Sister Hilaria stepped aside to let Rosvita pass. With Fortunatus' aid she knelt beside the pallet on which the old abbess lay. Obligatia was so physically weak that it was always a surprise to hear how strong her voice was and to see the powerful spirit in her gaze-she bore the intensity of a much younger person.

'So," said Mother Obligatia. "A gamble, which you won, Sister. You have woven the crowns and brought us here."

'If only we knew where here is!"

'There are not many stone circles with precisely seven stones, as this one has."
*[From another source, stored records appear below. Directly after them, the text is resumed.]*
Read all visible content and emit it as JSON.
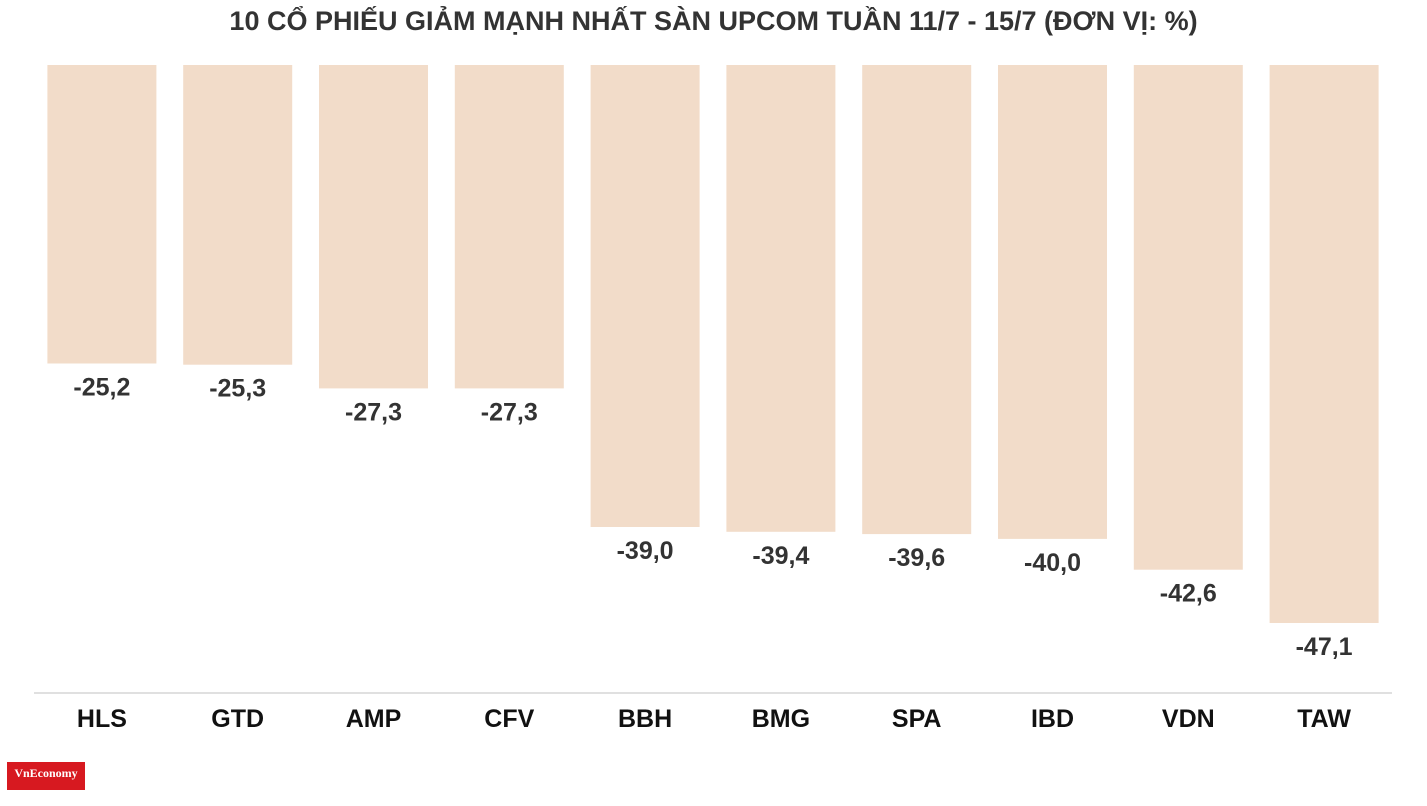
{
  "chart_data": {
    "type": "bar",
    "title": "10 CỔ PHIẾU GIẢM MẠNH NHẤT SÀN UPCOM TUẦN 11/7 - 15/7 (ĐƠN VỊ: %)",
    "categories": [
      "HLS",
      "GTD",
      "AMP",
      "CFV",
      "BBH",
      "BMG",
      "SPA",
      "IBD",
      "VDN",
      "TAW"
    ],
    "values": [
      -25.2,
      -25.3,
      -27.3,
      -27.3,
      -39.0,
      -39.4,
      -39.6,
      -40.0,
      -42.6,
      -47.1
    ],
    "value_labels": [
      "-25,2",
      "-25,3",
      "-27,3",
      "-27,3",
      "-39,0",
      "-39,4",
      "-39,6",
      "-40,0",
      "-42,6",
      "-47,1"
    ],
    "xlabel": "",
    "ylabel": "",
    "ylim": [
      -47.1,
      0
    ],
    "grid": false,
    "legend": "none",
    "bar_color": "#f2dcc9",
    "axis_color": "#e0e0e0"
  },
  "branding": {
    "logo_text": "VnEconomy",
    "logo_color": "#d71920"
  }
}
'Seven in all or seven still standing?"

The stones rose at the brink of a cliff, and although she could pick out seven massive pillars she could not be sure if others lay toppled along the ground. They seemed to be standing on the edge of the world with the wind beating and moaning through the stones and the waters spilling over rocks far below, gurgling and whispering. Landward, the ground sloped away down a long, gentle distance that couldn't quite be called a hill. There might have been heights beyond where the army was camped, but without stars or moon it was difficult to tell what was shadow and what the land itself. Just beyond their group Teuda sat beside poor Sister Petra, who rocked back and forth babbling as Teuda soothed her.

'Seven in all," said Mother Obligatia.

'How are we situated?" Rosvita asked. "You saw the last of the setting sun."

'The sea lies south, more or less," said Hanna. "We're looking north."

'It's still winter, by the look of this snow. You're sure it is King Henry's army?"

'I am sure," said Hanna. "The skopos is with him."

'How could they have journeyed here so swiftly?" Rosvita rubbed her eyes wearily. Fortunatus kept a hand on her back to support her.